- Origin: Philadelphia, United States
- Genres: Disco
- Years active: 1961–present
- Label: Salsoul
- Members: Leonard "Butch" Davis Joe Harris Kenny Pitt James Burris
- Past members: Jimmy Williams Charles Whittington Lorenzo Bell
- Website: www.doubleexposuremusic.com

= Double Exposure (band) =

Philadelphia-based disco group

Double Exposure is an American, Philadelphia-based disco group. They are best known for their 1976 hit, "Ten Percent".

==History==
The group formed in 1961 with Leonard "Butch" Davis, Charles Whittington, Jimmy Williams and Joe Harris. They were originally known as the United Image and released two singles, "Love's Creeping Up on Me" on Stax Records in 1971 and "The African Bump" on Branding Iron Records in 1972.

They were signed to Salsoul Records in 1975 and released their debut album, Ten Percent in 1976. The album featured the title track, which was remixed by Walter Gibbons and reached No. 54 on the Billboard Hot 100 and No. 2 on the dance/disco charts. The tracks "Everyman (Has to Carry His Own Weight) and "My Love Is Free" were also popular club songs.

In 2001, a dance group called M&S used samples from Double Exposure's "Everyman" in their song called "Salsoul Nugget".

In September 2008, they recorded new material an Eli/Dixon/Green composition called "Soul Recession"/Soultronics Records at Eli's Studio E (The Grooveyard) facility in Philadelphia. Some original Salsoul/Philly/TSOP (The Sound of Philadelphia)/MFSB (Gamble and Huff) session musicians have appeared on "Soul Recession", including Earl Young, Bobby Eli, Dennis Harris, T.G. Conway, Jimmy Williams and Rikki Hicks.

Jimmy Williams died in October 2016.

In 2018, new members Kenny Pitt and Lorenzo Bell are performing with the original band members to keep the Double Exposure sound alive.

In 2022 Salsoul re-released the "Ten Percent" album and is also available for streaming.

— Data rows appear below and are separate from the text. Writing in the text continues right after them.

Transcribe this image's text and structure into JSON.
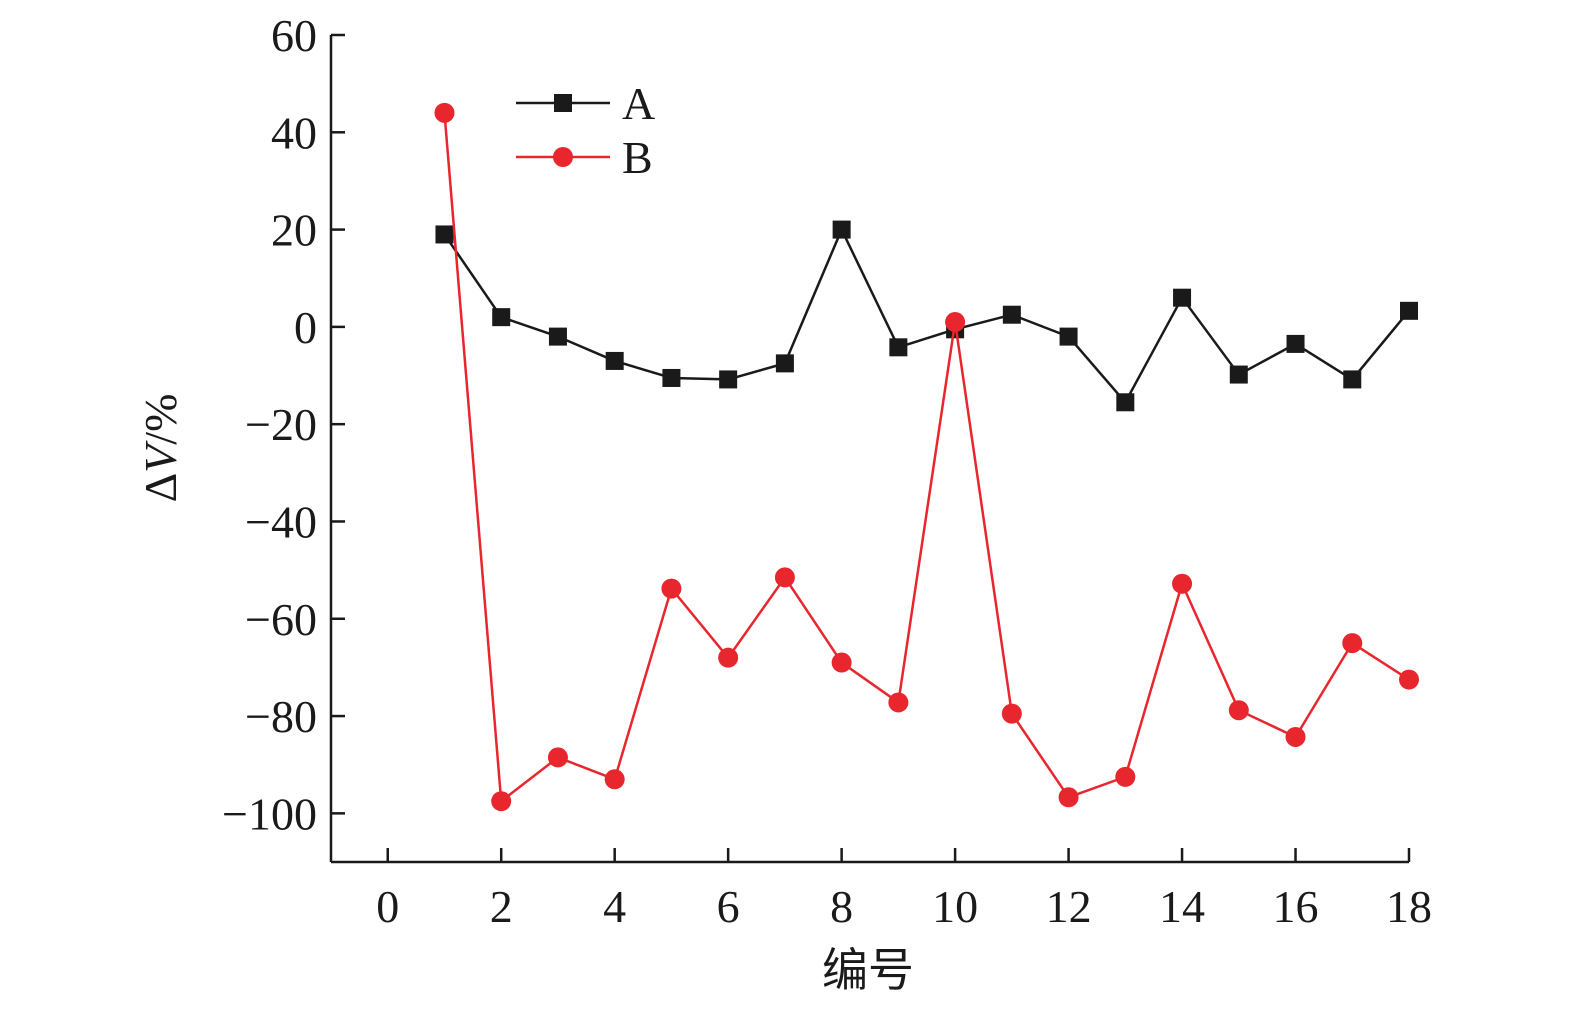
{
  "chart_data": {
    "type": "line",
    "title": "",
    "xlabel": "编号",
    "ylabel": "ΔV/%",
    "xlim": [
      -1,
      18
    ],
    "ylim": [
      -110,
      60
    ],
    "xticks": [
      0,
      2,
      4,
      6,
      8,
      10,
      12,
      14,
      16,
      18
    ],
    "yticks": [
      60,
      40,
      20,
      0,
      -20,
      -40,
      -60,
      -80,
      -100
    ],
    "grid": false,
    "legend_position": "top-left",
    "x": [
      1,
      2,
      3,
      4,
      5,
      6,
      7,
      8,
      9,
      10,
      11,
      12,
      13,
      14,
      15,
      16,
      17,
      18
    ],
    "series": [
      {
        "name": "A",
        "color": "#1a1a1a",
        "marker": "square",
        "values": [
          19,
          2,
          -2,
          -7,
          -10.5,
          -10.8,
          -7.5,
          20,
          -4.2,
          -0.5,
          2.5,
          -2,
          -15.5,
          6,
          -9.8,
          -3.5,
          -10.8,
          3.3
        ]
      },
      {
        "name": "B",
        "color": "#e8262d",
        "marker": "circle",
        "values": [
          44,
          -97.5,
          -88.5,
          -93,
          -53.8,
          -68,
          -51.5,
          -69,
          -77.2,
          1,
          -79.5,
          -96.7,
          -92.5,
          -52.8,
          -78.8,
          -84.3,
          -65,
          -72.5
        ]
      }
    ]
  }
}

In 2024 James Burris became the newest member replacing Lorenzo Bell.

==Discography==
===Studio albums===

Year: Title; Peak chart positions; Record label
US: US R&B
1976: Ten Percent; 129; 40; Salsoul
1978: Fourplay; —; —
1979: Locker Room; —; —
"—" denotes a recording that did not chart.

===Compilations===
- The Best of Double Exposure (Charly, 1999)
- The Anthology (Suss'd, 2006)
- My Love Is Free: The Best of Double Exposure (Koch, 2006)

===Singles===

| Year | Single | Peak chart positions |  |  | Album |
| US | US R&B | US Dan |
| 1976 | "Ten Percent" | 54 | 63 | 2 | Ten Percent |
| "My Love Is Free" | 104 | 44 | 15 |
| "Everyman (Has to Carry His Own Weight)" | — | 84 | 8 |
| 1978 | "Newsy Neighbors" | 107 | — | — | Fourplay |
| "Perfect Lover" | — | — | — |
| 1979 | "I Got the Hots for Ya" | — | 33 | 37 | Locker Room |
| 1982 | "After All This Time" | — | — | 57 | Non-album single |
"—" denotes a recording that did not chart or was not released in that territory.